Pattern matching in OEChem is always done using query molecules or
query graphs. Non-query molecules, i.e. those that are derived
directly from OEMolBase or OEMCMolBase , must be
converted into a query molecule. Conversion into a query molecule is
controlled using the values in the OEExprOpts namespace .
Expression options can either be specified in the constructor for an
OEQMol , or using the convenience constructors in pattern
matching classes (OESubSearch , OEMCSSearch ,
and OECliqueSearch ) which take expression options as as arguments.
Figure 17.9 shows an example where maximum common substructure search is performed using the OEExprOpts::DefaultAtoms and OEExprOpts::DefaultBonds options.
|
The OEExprOpts::DefaultAtoms option means that two atoms are considered to be equivalent i.e. they can be mapped to each other if they have the same atomic number, aromaticity, and formal charge. The OEExprOpts::DefaultBonds option means that two bonds can be mapped to each other if they have the same bond order and aromaticity.
1 #include "openeye.h"
2 #include "oechem.h"
3 #include "oeplatform.h"
4
5 using namespace OEPlatform;
6 using namespace OEChem;
7 using namespace OESystem;
8
9 int main()
10 {
11 OEGraphMol pattern,target;
12 OEParseSmiles(pattern, "c1(cc(nc2c1C(CCC2)Cl)CCl)O");
13 OEParseSmiles(target, "c1(c2c(nc(n1)CF)COC=C2)N");
14
15 unsigned int atomexpr = OEExprOpts::DefaultAtoms;
16 unsigned int bondexpr = OEExprOpts::DefaultBonds;
17
18 OEQMol patternQ(pattern);
19 // generate query with atom and bond expression options
20 patternQ.BuildExpressions(atomexpr,bondexpr);
21 OEMCSSearch mcss(patternQ.QMol());
22
23 bool unique = true;
24 unsigned int count = 1;
25 // loop over matches
26 for (OEIter<OEMatchBase> match = mcss.Match(target,unique);match;++match)
27 {
28 oeout << "Match " << count << ':' << oeendl;
29 oeout << "Number of matched atoms: " << match->NumAtoms() << oeendl;
30 oeout << "Number of matched bonds: " << match->NumBonds() << oeendl;
31 // create match subgraph
32 OEGraphMol m;
33 OESubsetMol(m,match,true);
34 std::string smi;
35 OECreateSmiString(smi,m);
36 oeout << "match smiles = " << smi << oeendl;
37 ++count;
38 }
39 return 0;
40 }
The best way to understand how various atom and bond expressions influence the
pattern matching is to change the atom (line 15) and
bond expressions (line 16) in Listing
After constructing the pattern molecule, the OEQMolBase::BuildExpressions (line 20) defines the level of atom and bond matching between the pattern molecule and any target molecule.
By modifying the atom and bond expression options, very diverse pattern matching can be performed. Figure 17.10 - Figure 17.14 show several examples where maximum common substructure searches are performed for the same query and target molecules, but with various atom and bond expression options.

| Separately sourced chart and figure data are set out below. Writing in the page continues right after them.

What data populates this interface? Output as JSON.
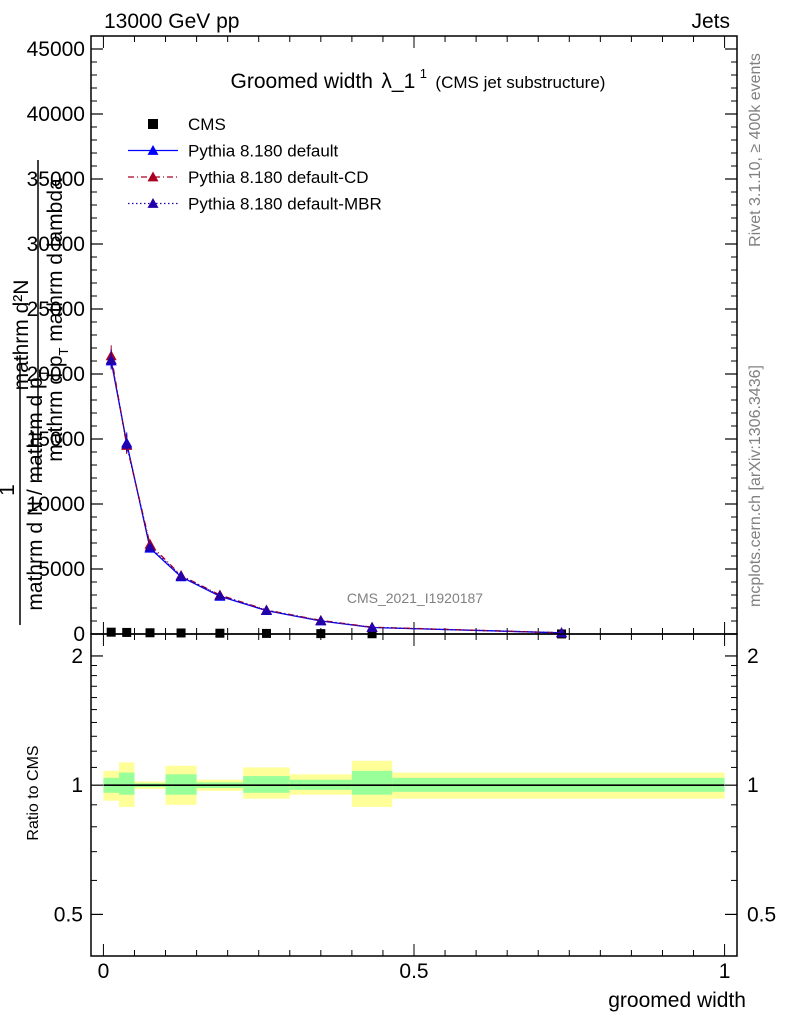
{
  "header": {
    "left": "13000 GeV pp",
    "right": "Jets"
  },
  "side_labels": {
    "rivet": "Rivet 3.1.10, ≥ 400k events",
    "mcplots": "mcplots.cern.ch [arXiv:1306.3436]"
  },
  "chart_data": [
    {
      "type": "scatter",
      "title_main": "Groomed width",
      "title_lambda": "λ_1",
      "title_sup": "1",
      "title_sub": "(CMS jet substructure)",
      "ylabel_numerator": "mathrm d²N",
      "ylabel_den_part1": "mathrm d p",
      "ylabel_den_sub1": "T",
      "ylabel_den_part2": " mathrm d lambda",
      "ylabel_prefix_num": "1",
      "ylabel_prefix_den": "mathrm d N / mathrm d p",
      "ylabel_prefix_sub": "T",
      "analysis_label": "CMS_2021_I1920187",
      "ylim": [
        0,
        46000
      ],
      "y_ticks": [
        0,
        5000,
        10000,
        15000,
        20000,
        25000,
        30000,
        35000,
        40000,
        45000
      ],
      "y_tick_labels": [
        "0",
        "5000",
        "10000",
        "15000",
        "20000",
        "25000",
        "30000",
        "35000",
        "40000",
        "45000"
      ],
      "xlim": [
        -0.02,
        1.02
      ],
      "x": [
        0.0125,
        0.0375,
        0.075,
        0.125,
        0.1875,
        0.2625,
        0.35,
        0.4325,
        0.7375
      ],
      "bin_edges": [
        0.0,
        0.025,
        0.05,
        0.1,
        0.15,
        0.225,
        0.3,
        0.4,
        0.465,
        1.0
      ],
      "legend": [
        {
          "label": "CMS",
          "color": "#000000",
          "marker": "square",
          "line": "none"
        },
        {
          "label": "Pythia 8.180 default",
          "color": "#0000ff",
          "marker": "triangle",
          "line": "solid"
        },
        {
          "label": "Pythia 8.180 default-CD",
          "color": "#aa0022",
          "marker": "triangle",
          "line": "dashdot"
        },
        {
          "label": "Pythia 8.180 default-MBR",
          "color": "#2200aa",
          "marker": "triangle",
          "line": "dotted"
        }
      ],
      "series": [
        {
          "name": "CMS",
          "values": [
            140,
            120,
            95,
            80,
            60,
            45,
            30,
            20,
            4
          ]
        },
        {
          "name": "Pythia 8.180 default",
          "values": [
            21000,
            14700,
            6600,
            4400,
            2900,
            1800,
            1000,
            500,
            90
          ]
        },
        {
          "name": "Pythia 8.180 default-CD",
          "values": [
            21400,
            14500,
            6900,
            4500,
            3000,
            1850,
            1050,
            520,
            95
          ]
        },
        {
          "name": "Pythia 8.180 default-MBR",
          "values": [
            21100,
            14600,
            6700,
            4450,
            2950,
            1820,
            1020,
            510,
            92
          ]
        }
      ]
    },
    {
      "type": "scatter",
      "ylabel": "Ratio to CMS",
      "xlabel": "groomed width",
      "ylim": [
        0.4,
        2.25
      ],
      "y_scale": "log",
      "y_ticks": [
        0.5,
        1,
        2
      ],
      "y_tick_labels": [
        "0.5",
        "1",
        "2"
      ],
      "xlim": [
        -0.02,
        1.02
      ],
      "x_ticks": [
        0,
        0.5,
        1
      ],
      "x_tick_labels": [
        "0",
        "0.5",
        "1"
      ],
      "bin_edges": [
        0.0,
        0.025,
        0.05,
        0.1,
        0.15,
        0.225,
        0.3,
        0.4,
        0.465,
        1.0
      ],
      "band_total": [
        [
          0.92,
          1.08
        ],
        [
          0.89,
          1.13
        ],
        [
          0.98,
          1.02
        ],
        [
          0.9,
          1.11
        ],
        [
          0.97,
          1.03
        ],
        [
          0.93,
          1.1
        ],
        [
          0.95,
          1.06
        ],
        [
          0.89,
          1.14
        ],
        [
          0.93,
          1.07
        ]
      ],
      "band_stat": [
        [
          0.96,
          1.04
        ],
        [
          0.95,
          1.07
        ],
        [
          0.99,
          1.01
        ],
        [
          0.95,
          1.06
        ],
        [
          0.985,
          1.015
        ],
        [
          0.96,
          1.05
        ],
        [
          0.975,
          1.03
        ],
        [
          0.95,
          1.08
        ],
        [
          0.965,
          1.04
        ]
      ],
      "band_total_color": "#ffff99",
      "band_stat_color": "#99ff99",
      "reference_value": 1
    }
  ]
}
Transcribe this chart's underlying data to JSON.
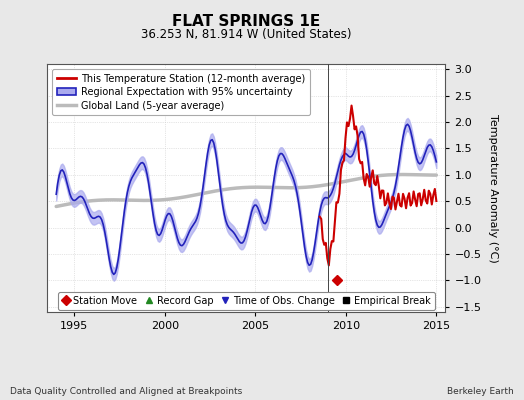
{
  "title": "FLAT SPRINGS 1E",
  "subtitle": "36.253 N, 81.914 W (United States)",
  "ylabel": "Temperature Anomaly (°C)",
  "footer_left": "Data Quality Controlled and Aligned at Breakpoints",
  "footer_right": "Berkeley Earth",
  "xlim": [
    1993.5,
    2015.5
  ],
  "ylim": [
    -1.6,
    3.1
  ],
  "yticks": [
    -1.5,
    -1.0,
    -0.5,
    0.0,
    0.5,
    1.0,
    1.5,
    2.0,
    2.5,
    3.0
  ],
  "xticks": [
    1995,
    2000,
    2005,
    2010,
    2015
  ],
  "bg_color": "#e8e8e8",
  "plot_bg_color": "#ffffff",
  "station_line_color": "#cc0000",
  "regional_line_color": "#2222bb",
  "regional_fill_color": "#aaaaee",
  "global_line_color": "#bbbbbb",
  "marker_station_move_color": "#cc0000",
  "marker_time_obs_color": "#2222bb",
  "station_move_year": 2009.5,
  "station_move_value": -1.0,
  "vertical_line_year": 2009.0
}
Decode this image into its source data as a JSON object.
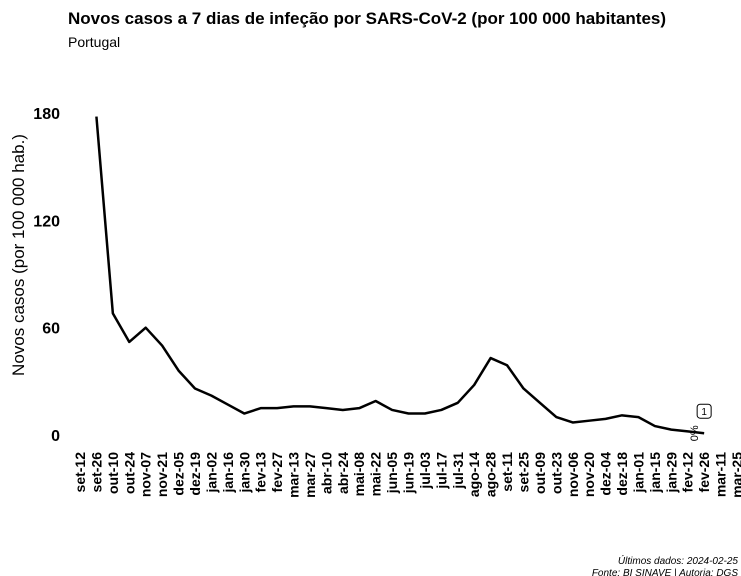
{
  "chart_data": {
    "type": "line",
    "title": "Novos casos a 7 dias de infeção por SARS-CoV-2 (por 100 000 habitantes)",
    "subtitle": "Portugal",
    "y_label": "Novos casos (por 100 000 hab.)",
    "categories": [
      "set-12",
      "set-26",
      "out-10",
      "out-24",
      "nov-07",
      "nov-21",
      "dez-05",
      "dez-19",
      "jan-02",
      "jan-16",
      "jan-30",
      "fev-13",
      "fev-27",
      "mar-13",
      "mar-27",
      "abr-10",
      "abr-24",
      "mai-08",
      "mai-22",
      "jun-05",
      "jun-19",
      "jul-03",
      "jul-17",
      "jul-31",
      "ago-14",
      "ago-28",
      "set-11",
      "set-25",
      "out-09",
      "out-23",
      "nov-06",
      "nov-20",
      "dez-04",
      "dez-18",
      "jan-01",
      "jan-15",
      "jan-29",
      "fev-12",
      "fev-26",
      "mar-11",
      "mar-25"
    ],
    "series": [
      {
        "name": "Portugal",
        "color": "#000000",
        "values": [
          null,
          178,
          68,
          52,
          60,
          50,
          36,
          26,
          22,
          17,
          12,
          15,
          15,
          16,
          16,
          15,
          14,
          15,
          19,
          14,
          12,
          12,
          14,
          18,
          28,
          43,
          39,
          26,
          18,
          10,
          7,
          8,
          9,
          11,
          10,
          5,
          3,
          2,
          1,
          null,
          null
        ]
      }
    ],
    "ylim": [
      0,
      180
    ],
    "yticks": [
      0,
      60,
      120,
      180
    ],
    "grid": false,
    "annotations": [
      "0%",
      "1"
    ],
    "caption": [
      "Últimos dados: 2024-02-25",
      "Fonte: BI SINAVE | Autoria: DGS"
    ]
  }
}
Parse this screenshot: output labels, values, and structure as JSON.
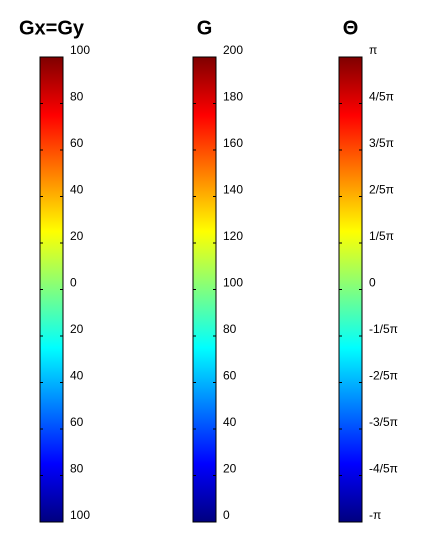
{
  "chart_data": [
    {
      "type": "colorbar",
      "title": "Gx=Gy",
      "colormap": "jet",
      "ylim": [
        -100,
        100
      ],
      "yticks": [
        100,
        80,
        60,
        40,
        20,
        0,
        {
          "value": -20,
          "label": "20"
        },
        {
          "value": -40,
          "label": "40"
        },
        {
          "value": -60,
          "label": "60"
        },
        {
          "value": -80,
          "label": "80"
        },
        {
          "value": -100,
          "label": "100"
        }
      ]
    },
    {
      "type": "colorbar",
      "title": "G",
      "colormap": "jet",
      "ylim": [
        0,
        200
      ],
      "yticks": [
        200,
        180,
        160,
        140,
        120,
        100,
        80,
        60,
        40,
        20,
        0
      ]
    },
    {
      "type": "colorbar",
      "title": "Θ",
      "colormap": "jet",
      "ylim": [
        -3.14159,
        3.14159
      ],
      "yticks": [
        {
          "value": 3.14159,
          "label": "π"
        },
        {
          "value": 2.51327,
          "label": "4/5π"
        },
        {
          "value": 1.88496,
          "label": "3/5π"
        },
        {
          "value": 1.25664,
          "label": "2/5π"
        },
        {
          "value": 0.62832,
          "label": "1/5π"
        },
        0,
        {
          "value": -0.62832,
          "label": "-1/5π"
        },
        {
          "value": -1.25664,
          "label": "-2/5π"
        },
        {
          "value": -1.88496,
          "label": "-3/5π"
        },
        {
          "value": -2.51327,
          "label": "-4/5π"
        },
        {
          "value": -3.14159,
          "label": "-π"
        }
      ]
    }
  ]
}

In the first example in Figure 17.10, the OEExprOpts::ExactAtoms expression option is used to give a higher degree of discrimination of the equivalence of atoms, i.e. atoms can only be mapped to each other if they have the same degree, number of hydrogens, chirality, mass, and ring membership in addition to the requirements of the OEExprOpts::DefaultAtoms option.
|
Figure 17.11 - Figure 17.14 show examples where the discrimination capability of the OEExprOpts::DefaultAtoms is decreased by adding various modifiers. For example, using the OEExprOpts::EqAromatic modifier, atoms in any aromatic ring systems are considered equivalent. As a result, the pyridine and pyrimidine ring can be mapped to each other in Figure 17.11. Similarly, OEExprOpts::EqHalogen (Figure 17.12) and OEExprOpts::EqONS (Figure 17.13) define equivalency between halogen atoms and oxygen-nitrogen-sulfur atoms, respectively. Using OEExprOpts::EqCAliphaticONS (Figure 17.14) an aliphatic query carbon atom is considered equivalent to any oxygen, nitrogen, or sulphur atom.
|
|
|
|
Similar modifiers exist for altering bond equivalency. Figure 17.15 shows an example where single and double bonds are considered identical when OEExprOpts::EqSingleDouble modifier is utilized.
|
The last example in Figure 17.16 represents a very unrestrained search, where both the atom and bond expression options have weak discrimination power.
|
Even though only maximum common substructure search examples are presented here, atom
and bond expression options can be similarly used with substructure searches or
clique detections.
For a full description of expression options and their usage please
refer to the OEExprOpts namespace section in
the OEChem namespaces of the OEChem C++ API document.